Apparently culture includes the absence of severe storms, floods, an oil spill and all the bad PR stemming from these. But this is beside the point.

Last week highlighted two things, the severe disadvantage the opposition is at due to its lack of human resources, and the absolutely woeful state of Queensland journalism.

I have always hated Today/Tonight. I think it more miseducates the public rather than provides a good consumer watchdog type service. While I think the media has become to an extent the method of exposing and crushing certain elements of society that seemingly fall through other safety nets (e.g. exposing dodgy dealings, etc), I am not sure Today/Tonight deserves much kudos in this regard. I tend to think Today/Tonight more highlights rather unimportant issues, directing attention away from issues that deserve focus and onto things that benefit less from continual oversight. It gives many issues that really don’t deserve much more than a passing comment a place in the limelight, determining the content of talkback radio switchboards the following day. And the ABC isn’t much better. I watched some Tony Jones interviews a while back that were absolutely terrible.
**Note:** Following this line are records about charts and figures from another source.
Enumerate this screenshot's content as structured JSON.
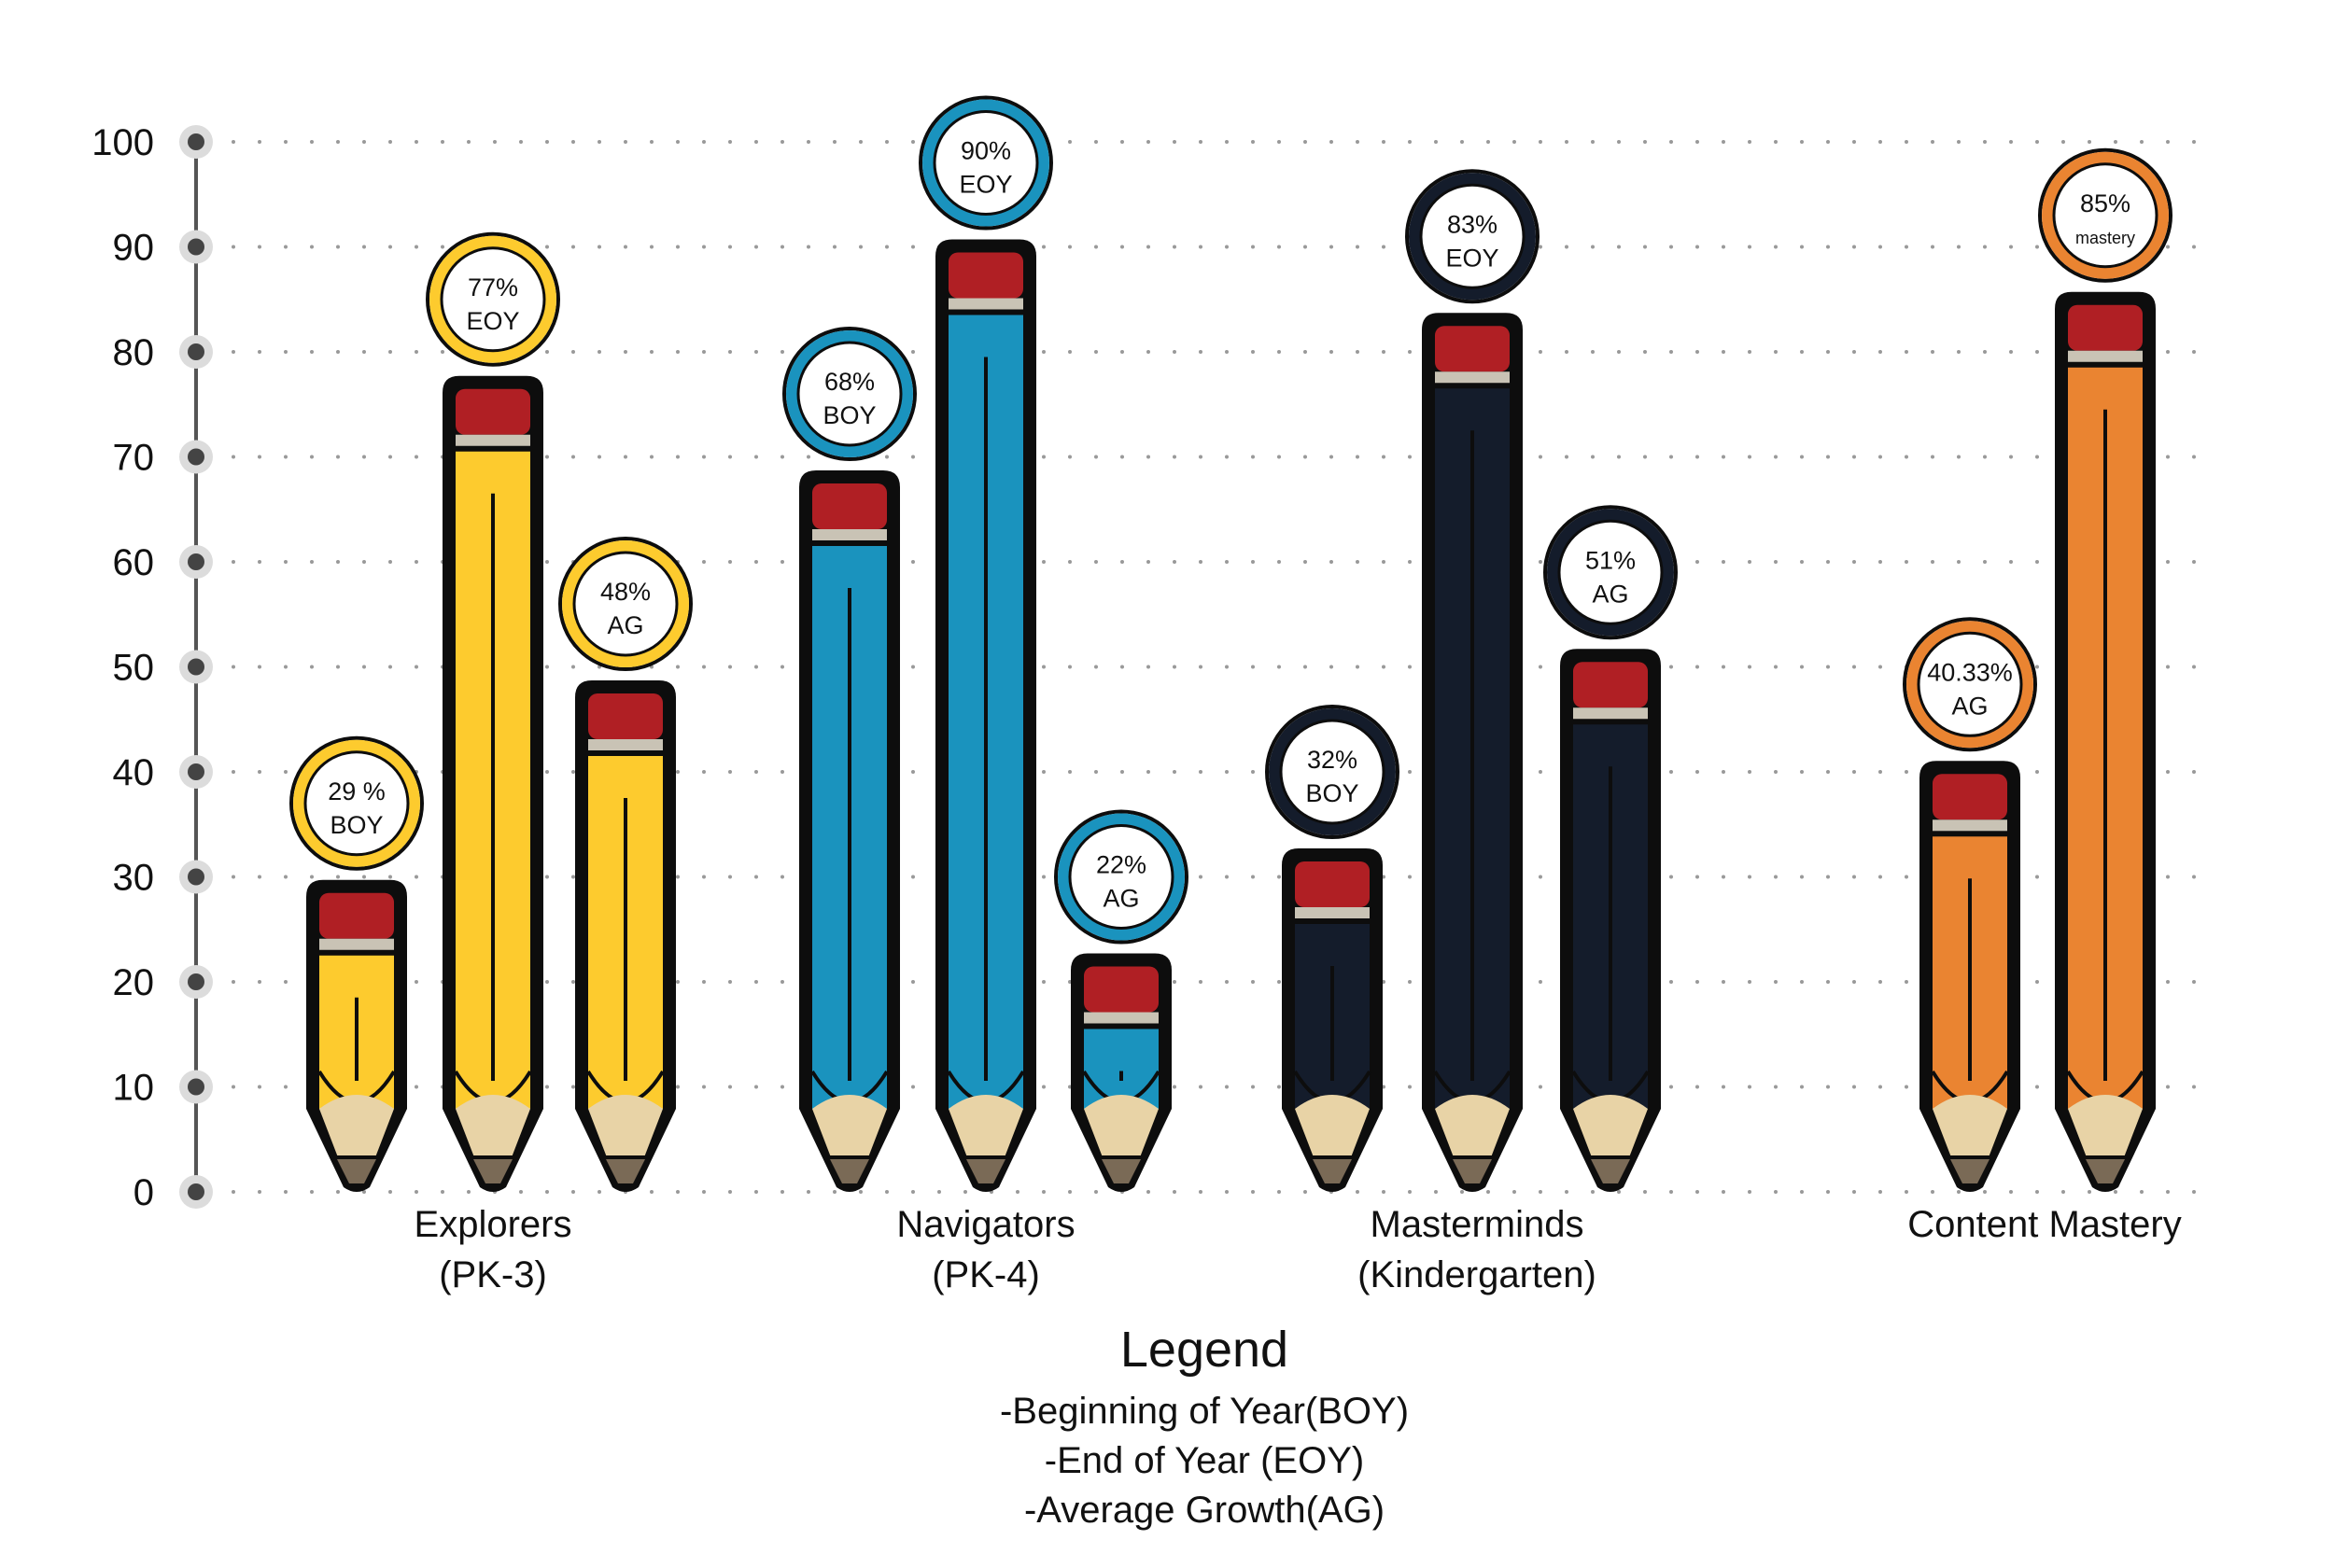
{
  "chart_data": {
    "type": "bar",
    "ylim": [
      0,
      100
    ],
    "yticks": [
      "0",
      "10",
      "20",
      "30",
      "40",
      "50",
      "60",
      "70",
      "80",
      "90",
      "100"
    ],
    "grid": true,
    "groups": [
      {
        "label_lines": [
          "Explorers",
          "(PK-3)"
        ],
        "color": "#FDCB2E",
        "bars": [
          {
            "value": 29,
            "badge_value": "29 %",
            "badge_tag": "BOY"
          },
          {
            "value": 77,
            "badge_value": "77%",
            "badge_tag": "EOY"
          },
          {
            "value": 48,
            "badge_value": "48%",
            "badge_tag": "AG"
          }
        ]
      },
      {
        "label_lines": [
          "Navigators",
          "(PK-4)"
        ],
        "color": "#1A93BE",
        "bars": [
          {
            "value": 68,
            "badge_value": "68%",
            "badge_tag": "BOY"
          },
          {
            "value": 90,
            "badge_value": "90%",
            "badge_tag": "EOY"
          },
          {
            "value": 22,
            "badge_value": "22%",
            "badge_tag": "AG"
          }
        ]
      },
      {
        "label_lines": [
          "Masterminds",
          "(Kindergarten)"
        ],
        "color": "#141C2B",
        "bars": [
          {
            "value": 32,
            "badge_value": "32%",
            "badge_tag": "BOY"
          },
          {
            "value": 83,
            "badge_value": "83%",
            "badge_tag": "EOY"
          },
          {
            "value": 51,
            "badge_value": "51%",
            "badge_tag": "AG"
          }
        ]
      },
      {
        "label_lines": [
          "Content Mastery"
        ],
        "color": "#EA8431",
        "bars": [
          {
            "value": 40.33,
            "badge_value": "40.33%",
            "badge_tag": "AG"
          },
          {
            "value": 85,
            "badge_value": "85%",
            "badge_tag": "mastery"
          }
        ]
      }
    ]
  },
  "legend": {
    "title": "Legend",
    "lines": [
      "-Beginning of Year(BOY)",
      "-End of Year (EOY)",
      "-Average Growth(AG)"
    ]
  }
}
He got various politicians on to discuss policy, and Tony Jones’ interviewing technique was all about aggressiveness and trying to get the interviewee to trip up. If a certain issue wasn’t working, he moved on to the next one. Providing an interview that provided information to the public and discussing the actual policy was non-existent. It was all about the spectable.
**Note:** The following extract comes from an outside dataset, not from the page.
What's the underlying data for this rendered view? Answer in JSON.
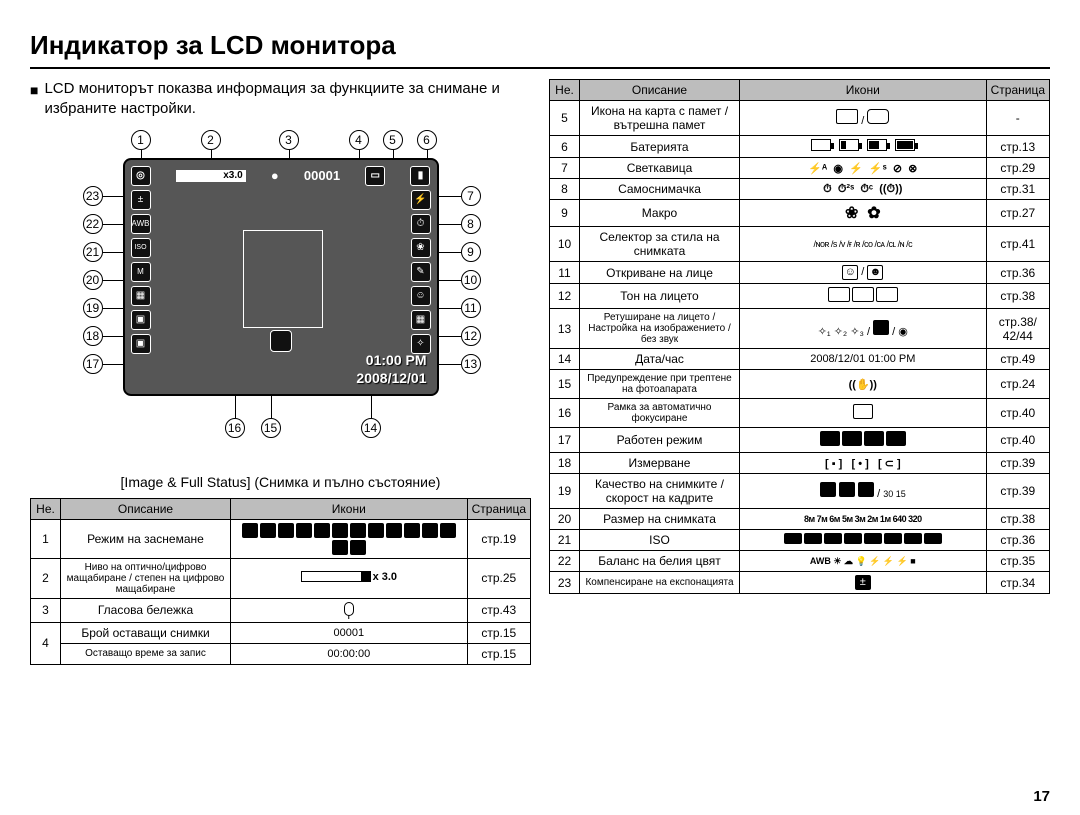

In a perfect world, the media would be on-top of issues, and be able to disseminate and present it to the public in understandable chunks. While it seems many journalists aspire to report the facts and avoid opinion, it seems that disection, inference and explanation also have disappeared. Instead, they go for the candy issues, the stuff that BTN would present to schoolchildren if all BTN’s employees were dead.

Analysis should be an integral part of journalism. Journalism has become a spoon-fed role. Journalists get given a prepared statement, and they put it through the journalism machine and out pops an article. I think the machine applies quotation marks and a snappy headline. Still, the commercial goals of the media are not in alignment with Australia’s democratic processed. With the media more concerned with the easy stories and the politician cheap-shots or trips-ups, politicians will be more focused on media and perception management rather than governance and providing policy related information.

Without the resources and personnel the government has available, opposition attacks seem to be limited to what they can derive from mainstream media. These days, Australian opposition parties are very limited in the extent of their government oversight roles, and winning an election is more a case of the government losing the support of the populace rather than the opposition winning it.

We have to begin to wonder, given the importance of the media in our political structure, does something need to be done?